Snacks are always a favorite of mine. I might pop a few kernels of popcorn, eat some raw veggies, have a hard-boiled egg, or make some deviled eggs. Nuts are tasty, so are pork rinds, as well as a peeled avocado. Apple slices with peanut butter. I like Dave’s low-carb bread toasted and spread with peanut butter, but it spikes my blood sugar a bit. I typically will counter this by taking a 500 mg Berberine capsule along with my regular meds. There are usually some sugar-free cookies lurking in my kitchen somewhere for my enjoyment too.

Oh, I forgot, yogurt! I’m coming back to revise my original post. I like snacking on yogurt. I buy plain, unsweetened, organic whole milk yogurt and add to it. Stonyfield Farms is my preferred brand. I occasionally, very occasionally, will make my own yogurt, though. Below are some of the additions I add:

Flavored Yogurt

1 cup plain whole milk yogurt
few teaspoons fresh berries, sugar-free jam or preserves
few teaspoons sugar substitute of your choice
handful of nuts

Surprisingly, a tablespoon of peanut butter along with a couple teaspoons of sugar substitute added to plain yogurt is also good!

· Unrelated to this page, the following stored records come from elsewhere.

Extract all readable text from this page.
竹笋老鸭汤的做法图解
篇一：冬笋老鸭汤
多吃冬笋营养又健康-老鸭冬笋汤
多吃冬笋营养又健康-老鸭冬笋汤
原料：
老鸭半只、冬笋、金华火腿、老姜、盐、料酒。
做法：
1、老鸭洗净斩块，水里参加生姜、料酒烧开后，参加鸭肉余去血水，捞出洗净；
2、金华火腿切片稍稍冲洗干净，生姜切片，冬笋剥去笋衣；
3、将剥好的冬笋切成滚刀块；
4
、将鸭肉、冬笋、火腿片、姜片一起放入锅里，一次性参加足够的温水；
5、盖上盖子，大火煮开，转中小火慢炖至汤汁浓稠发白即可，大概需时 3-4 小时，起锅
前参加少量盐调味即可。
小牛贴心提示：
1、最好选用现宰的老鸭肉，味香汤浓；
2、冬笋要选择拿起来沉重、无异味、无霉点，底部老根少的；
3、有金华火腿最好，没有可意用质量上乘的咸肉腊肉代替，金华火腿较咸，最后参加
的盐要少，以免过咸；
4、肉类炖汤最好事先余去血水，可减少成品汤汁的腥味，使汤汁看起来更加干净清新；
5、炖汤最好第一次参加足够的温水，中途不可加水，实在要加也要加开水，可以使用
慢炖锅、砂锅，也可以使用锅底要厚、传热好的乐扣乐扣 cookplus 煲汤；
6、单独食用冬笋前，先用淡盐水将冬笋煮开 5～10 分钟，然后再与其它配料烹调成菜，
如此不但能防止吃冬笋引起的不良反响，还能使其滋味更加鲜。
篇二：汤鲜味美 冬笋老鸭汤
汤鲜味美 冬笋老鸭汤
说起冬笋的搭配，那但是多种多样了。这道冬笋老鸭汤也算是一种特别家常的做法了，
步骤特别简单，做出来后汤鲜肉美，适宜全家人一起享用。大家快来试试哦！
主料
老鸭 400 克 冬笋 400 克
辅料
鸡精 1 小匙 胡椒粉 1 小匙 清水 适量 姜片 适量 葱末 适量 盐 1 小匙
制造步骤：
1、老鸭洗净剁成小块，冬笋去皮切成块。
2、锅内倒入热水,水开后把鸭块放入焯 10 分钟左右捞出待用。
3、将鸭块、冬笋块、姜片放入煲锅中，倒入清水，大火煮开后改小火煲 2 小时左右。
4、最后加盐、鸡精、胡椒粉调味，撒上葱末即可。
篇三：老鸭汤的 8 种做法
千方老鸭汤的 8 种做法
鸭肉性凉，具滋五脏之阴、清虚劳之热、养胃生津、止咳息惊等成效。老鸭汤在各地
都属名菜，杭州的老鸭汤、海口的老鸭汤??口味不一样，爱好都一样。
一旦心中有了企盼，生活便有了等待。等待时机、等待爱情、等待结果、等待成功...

Dinner the final meal of my day, usually consists of a protein in the form of meat, poultry, fish, or seafood, accompanied by a salad and some variety of a green, cooked or steamed vegetable.

What do I drink throughout the day? I mostly drink water, unsweetened hot tea and coffee, Diet Snapple and diet soft drinks. Homemade lemonade, homemade iced tea and spiced tea are also refreshing. Of course these are made with sugar substitutes. When my blood sugar is entirely too high, I might have a glass of red wine to bring it down. This especially helps me with my fasting blood sugar.

So there you have it, a typical meal day in my diabetic life. Hopefully, you can take a bit of this information to help you with your dietary needs. I caution you to run anything you find questionable by your doctor before proceeding, however.

I’m convinced that if I were to add “intermittent fasting” along with exercise to my diet, I could most likely reverse my diabetes. But working in the food industry cooking and baking all day and night, being continually surrounded by food 24/7, would require herculean strength and discipline not to taste the food I’m tasked with preparing.